I recall two years of 700-level statistics coursework, always at 8am. Stats are always taught at 8am. I recall a quote from my textbook, “if I only had one day left to live, I would spend it in a statistics class, because the day would seem so much longer.” Working in the MR space I’ve met many clients and colleagues in this space, as we all have. I notice how many people new to the industry are taught how to do things, but not the why behind it. For example, we rotate concepts because it ‘reduces bias’ (actually it’s due to phenomena called the primacy & recency effect). Or, we ask these particular questions for all concept tests regardless of category because that’s how we do things here at (insert Honomichl name). Or, we’re not shrinking our 25 minute survey because we know people enjoy shaping the products of the future. Or, we can run t-tests and ANOVAs on any data set, regardless of how the sample was recruited & drawn, or considerations for compounding error…
So about this .05…
Let’s consider bread and butter significance testing: crosstabs. How often are insights created via PowerPoint by looking for the asterisks and mini-font letters indicating a significant difference? Anyone want to bet the word ‘significant’ is never misunderstood? More to the point: why .05? Ever wonder what is so magical about that particular threshold? Based on what I was taught, .05 is an arbitrarily agreed to compromise that splits the chances of making a Type 1 and Type 2 error.

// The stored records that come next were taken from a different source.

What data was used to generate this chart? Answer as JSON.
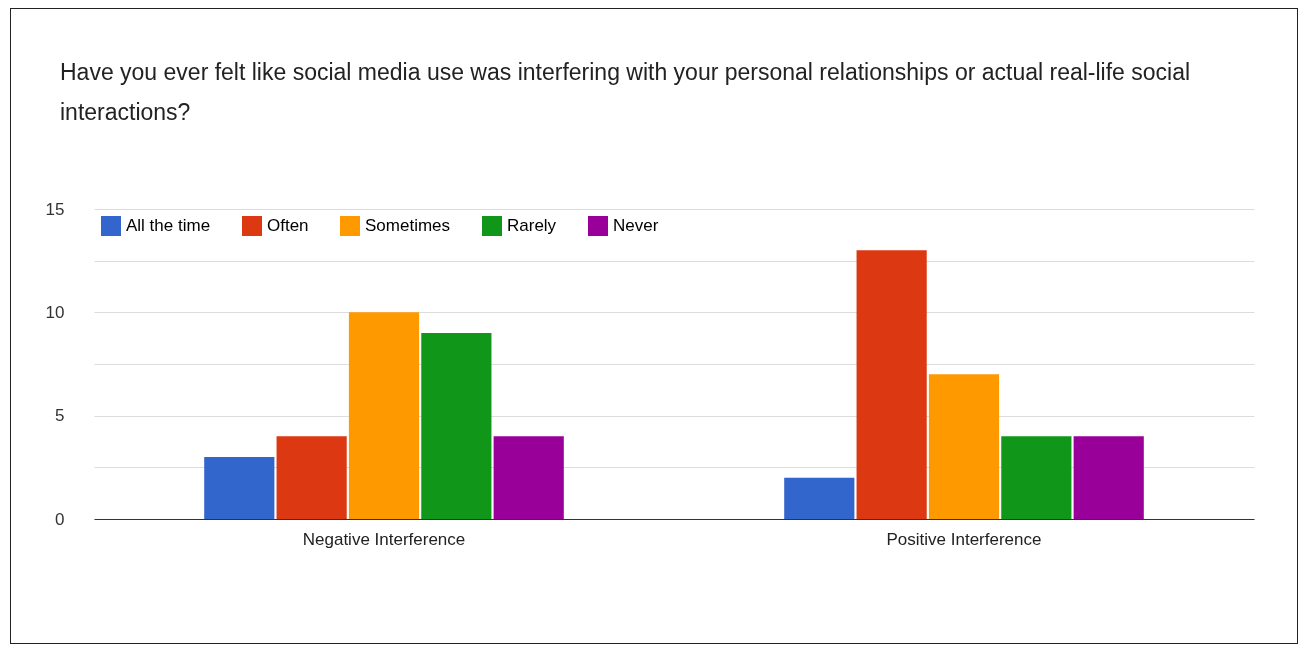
{
  "chart_data": {
    "type": "bar",
    "title": "Have you ever felt like social media use was interfering with your personal relationships or actual real-life social interactions?",
    "categories": [
      "Negative Interference",
      "Positive Interference"
    ],
    "series": [
      {
        "name": "All the time",
        "color": "#3366cc",
        "values": [
          3,
          2
        ]
      },
      {
        "name": "Often",
        "color": "#dc3912",
        "values": [
          4,
          13
        ]
      },
      {
        "name": "Sometimes",
        "color": "#ff9900",
        "values": [
          10,
          7
        ]
      },
      {
        "name": "Rarely",
        "color": "#109618",
        "values": [
          9,
          4
        ]
      },
      {
        "name": "Never",
        "color": "#990099",
        "values": [
          4,
          4
        ]
      }
    ],
    "ylim": [
      0,
      15
    ],
    "yticks": [
      0,
      {
        "value": 2.5,
        "label": null
      },
      5,
      {
        "value": 7.5,
        "label": null
      },
      10,
      {
        "value": 12.5,
        "label": null
      },
      15
    ],
    "grid": "y",
    "legend": "top left"
  }
}
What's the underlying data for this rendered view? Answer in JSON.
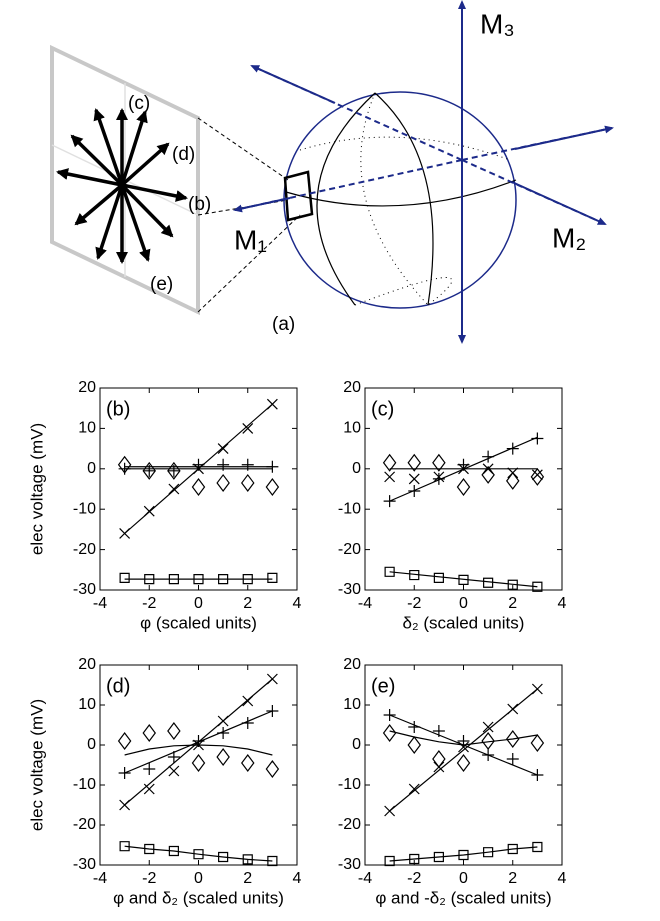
{
  "diagram": {
    "label_m3": "M₃",
    "label_m2": "M₂",
    "label_m1": "M₁",
    "label_a": "(a)",
    "label_b": "(b)",
    "label_c": "(c)",
    "label_d": "(d)",
    "label_e": "(e)"
  },
  "chart_data": [
    {
      "type": "line",
      "panel_label": "(b)",
      "xlabel": "φ (scaled units)",
      "ylabel": "elec voltage (mV)",
      "xlim": [
        -4,
        4
      ],
      "xticks": [
        -4,
        -2,
        0,
        2,
        4
      ],
      "ylim": [
        -30,
        20
      ],
      "yticks": [
        -30,
        -20,
        -10,
        0,
        10,
        20
      ],
      "color": "#000000",
      "series": [
        {
          "marker": "x",
          "x": [
            -3,
            -2,
            -1,
            0,
            1,
            2,
            3
          ],
          "values": [
            -16,
            -10.5,
            -5,
            0,
            5,
            10,
            16
          ]
        },
        {
          "marker": "+",
          "x": [
            -3,
            -2,
            -1,
            0,
            1,
            2,
            3
          ],
          "values": [
            0,
            -0.5,
            -0.5,
            1,
            1,
            1,
            0.5
          ]
        },
        {
          "marker": "diamond",
          "x": [
            -3,
            -2,
            -1,
            0,
            1,
            2,
            3
          ],
          "values": [
            1,
            -0.5,
            -0.5,
            -4.5,
            -3.5,
            -3.5,
            -4.5
          ]
        },
        {
          "marker": "square",
          "x": [
            -3,
            -2,
            -1,
            0,
            1,
            2,
            3
          ],
          "values": [
            -27,
            -27.3,
            -27.3,
            -27.3,
            -27.3,
            -27.3,
            -27
          ]
        },
        {
          "marker": "none",
          "x": [
            -3,
            3
          ],
          "values": [
            -16,
            16
          ]
        },
        {
          "marker": "none",
          "x": [
            -3,
            3
          ],
          "values": [
            0.5,
            0.5
          ]
        },
        {
          "marker": "none",
          "x": [
            -3,
            3
          ],
          "values": [
            0,
            0
          ]
        },
        {
          "marker": "none",
          "x": [
            -3,
            3
          ],
          "values": [
            -27.3,
            -27.3
          ]
        }
      ]
    },
    {
      "type": "line",
      "panel_label": "(c)",
      "xlabel": "δ₂ (scaled units)",
      "xlim": [
        -4,
        4
      ],
      "xticks": [
        -4,
        -2,
        0,
        2,
        4
      ],
      "ylim": [
        -30,
        20
      ],
      "yticks": [
        -30,
        -20,
        -10,
        0,
        10,
        20
      ],
      "color": "#000000",
      "series": [
        {
          "marker": "x",
          "x": [
            -3,
            -2,
            -1,
            0,
            1,
            2,
            3
          ],
          "values": [
            -2,
            -2.5,
            -2,
            0,
            0,
            -1,
            -1.5
          ]
        },
        {
          "marker": "+",
          "x": [
            -3,
            -2,
            -1,
            0,
            1,
            2,
            3
          ],
          "values": [
            -8,
            -5.5,
            -2.5,
            1,
            3,
            5,
            7.5
          ]
        },
        {
          "marker": "diamond",
          "x": [
            -3,
            -2,
            -1,
            0,
            1,
            2,
            3
          ],
          "values": [
            1.5,
            1.5,
            1.5,
            -4.5,
            -1.5,
            -3,
            -2
          ]
        },
        {
          "marker": "square",
          "x": [
            -3,
            -2,
            -1,
            0,
            1,
            2,
            3
          ],
          "values": [
            -25.5,
            -26.3,
            -27,
            -27.5,
            -28.2,
            -28.7,
            -29.2
          ]
        },
        {
          "marker": "none",
          "x": [
            -3,
            3
          ],
          "values": [
            0,
            0
          ]
        },
        {
          "marker": "none",
          "x": [
            -3,
            3
          ],
          "values": [
            -8,
            7.8
          ]
        },
        {
          "marker": "none",
          "x": [
            -3,
            3
          ],
          "values": [
            -25.5,
            -29.2
          ]
        }
      ]
    },
    {
      "type": "line",
      "panel_label": "(d)",
      "xlabel": "φ and δ₂ (scaled units)",
      "ylabel": "elec voltage (mV)",
      "xlim": [
        -4,
        4
      ],
      "xticks": [
        -4,
        -2,
        0,
        2,
        4
      ],
      "ylim": [
        -30,
        20
      ],
      "yticks": [
        -30,
        -20,
        -10,
        0,
        10,
        20
      ],
      "color": "#000000",
      "series": [
        {
          "marker": "x",
          "x": [
            -3,
            -2,
            -1,
            0,
            1,
            2,
            3
          ],
          "values": [
            -15,
            -11,
            -6.5,
            0,
            6,
            11,
            16.5
          ]
        },
        {
          "marker": "+",
          "x": [
            -3,
            -2,
            -1,
            0,
            1,
            2,
            3
          ],
          "values": [
            -7,
            -6,
            -3,
            1,
            3,
            5.5,
            8.5
          ]
        },
        {
          "marker": "diamond",
          "x": [
            -3,
            -2,
            -1,
            0,
            1,
            2,
            3
          ],
          "values": [
            1,
            3,
            3.5,
            -4.5,
            -3,
            -4.5,
            -6
          ]
        },
        {
          "marker": "square",
          "x": [
            -3,
            -2,
            -1,
            0,
            1,
            2,
            3
          ],
          "values": [
            -25.3,
            -26,
            -26.5,
            -27.3,
            -28,
            -28.6,
            -29
          ]
        },
        {
          "marker": "none",
          "x": [
            -3,
            3
          ],
          "values": [
            -15,
            16.5
          ]
        },
        {
          "marker": "none",
          "x": [
            -3,
            3
          ],
          "values": [
            -7,
            8.5
          ]
        },
        {
          "marker": "none",
          "x": [
            -3,
            -2,
            -1,
            0,
            1,
            2,
            3
          ],
          "values": [
            -2.5,
            -1,
            -0.2,
            0,
            -0.2,
            -1,
            -2.5
          ]
        },
        {
          "marker": "none",
          "x": [
            -3,
            -2,
            -1,
            0,
            1,
            2,
            3
          ],
          "values": [
            -25.3,
            -26,
            -26.5,
            -27.3,
            -28,
            -28.6,
            -29
          ]
        }
      ]
    },
    {
      "type": "line",
      "panel_label": "(e)",
      "xlabel": "φ and -δ₂ (scaled units)",
      "xlim": [
        -4,
        4
      ],
      "xticks": [
        -4,
        -2,
        0,
        2,
        4
      ],
      "ylim": [
        -30,
        20
      ],
      "yticks": [
        -30,
        -20,
        -10,
        0,
        10,
        20
      ],
      "color": "#000000",
      "series": [
        {
          "marker": "x",
          "x": [
            -3,
            -2,
            -1,
            0,
            1,
            2,
            3
          ],
          "values": [
            -16.5,
            -11,
            -5.5,
            -0.5,
            4.5,
            9,
            14
          ]
        },
        {
          "marker": "+",
          "x": [
            -3,
            -2,
            -1,
            0,
            1,
            2,
            3
          ],
          "values": [
            7.5,
            4.5,
            3.5,
            1,
            -2.5,
            -3.5,
            -7.5
          ]
        },
        {
          "marker": "diamond",
          "x": [
            -3,
            -2,
            -1,
            0,
            1,
            2,
            3
          ],
          "values": [
            3,
            0,
            -3.5,
            -4.5,
            1,
            1.5,
            0.5
          ]
        },
        {
          "marker": "square",
          "x": [
            -3,
            -2,
            -1,
            0,
            1,
            2,
            3
          ],
          "values": [
            -29,
            -28.5,
            -28,
            -27.5,
            -26.8,
            -26,
            -25.5
          ]
        },
        {
          "marker": "none",
          "x": [
            -3,
            3
          ],
          "values": [
            -16.5,
            14
          ]
        },
        {
          "marker": "none",
          "x": [
            -3,
            3
          ],
          "values": [
            7.5,
            -7.5
          ]
        },
        {
          "marker": "none",
          "x": [
            -3,
            -2,
            -1,
            0,
            1,
            2,
            3
          ],
          "values": [
            3.5,
            2,
            0.8,
            0,
            0.8,
            1.5,
            2.5
          ]
        },
        {
          "marker": "none",
          "x": [
            -3,
            -2,
            -1,
            0,
            1,
            2,
            3
          ],
          "values": [
            -29,
            -28.5,
            -28,
            -27.5,
            -26.8,
            -26,
            -25.5
          ]
        }
      ]
    }
  ]
}
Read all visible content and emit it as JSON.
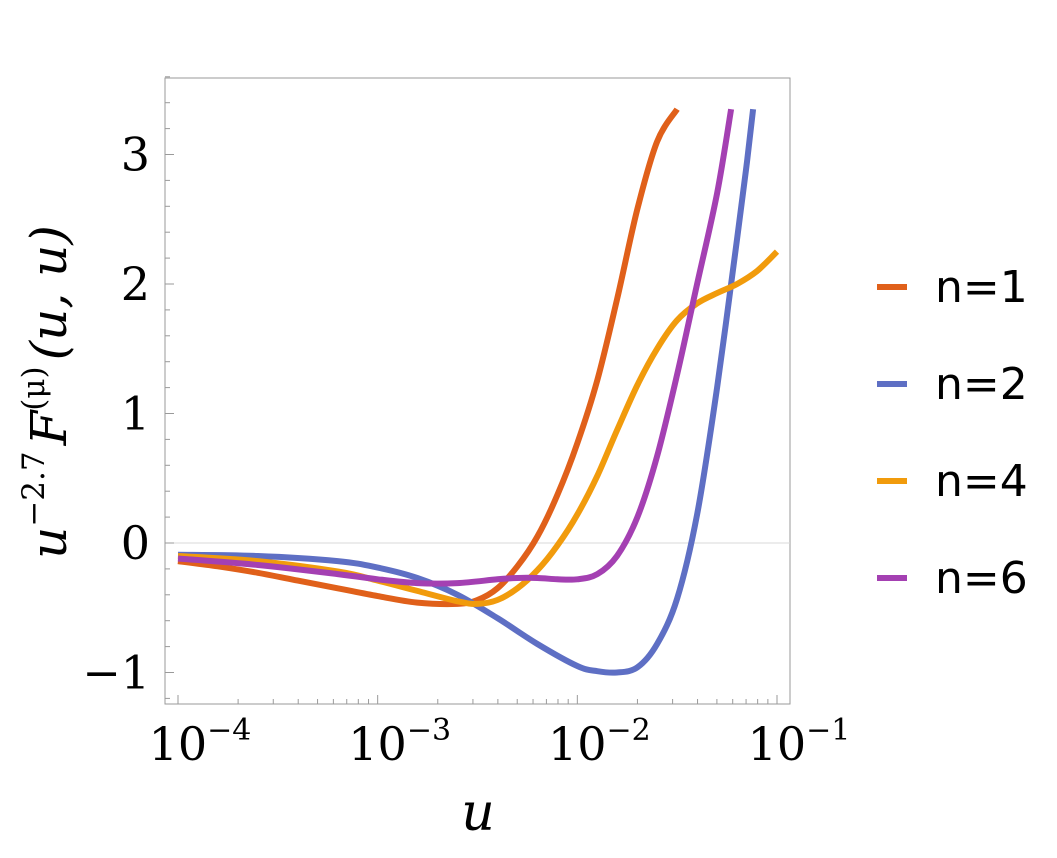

Lest we forget, a Type 1 error is rejecting the null hypothesis when it is in fact true (i.e. believing you have a difference in samples when there isn’t) and a Type 2 error is the opposite (i.e. there is a difference in samples but your measurement instrument isn’t detecting it). Ergo, there is nothing special about .05. Could be .04 or .06 or .08, etc. Sometimes you’ll see .01, a more stringent threshold, but the point I’m trying to make is this: please don’t assume ‘the truth’ magically kicks in at .05. It doesn’t. Yes it helps to have a threshold; however the specific boundary holds no inherent path to insights.
Non parametrics, where art thou?
Are analyses which originate via online and similar convenience samples making a fundamental assumption that the population is distributed normally? I believe yes. Is this in fact the case? I argue: not likely. I’m not going to deep dive into the reasons, and this isn’t a quality discussion (I addressed that in my prior post). Rather, from a statistical point of view, when we run crosstabs and other common tests of significance, these tests assume normalized populations and samples drawn randomly. I argue this scenario is a rarity in real-world conditions. More to the point, how many of us are implementing chi-square tests and similar? Non-parametrics are tests of significance that assume ‘real-world’ sampling. I find them both fascinating, and apparently invisible. Is anyone out there using them for your analyses?
In case you’re curious…
I think what’s amazing about our profession is the abundance of learning opportunities and continuing education. From the MRA and similar organizations, Research Rockstar, the many groups on LinkedIn, the streaming Research Business Daily Report, to this very blog, we enjoy convenient, accessible, expert instruction, on demand. In particular I hope the managers out there encourage and support their younger employees to devote a few hours a week to participate in these opportunities. Thank you for reading and I hope you found this worthwhile.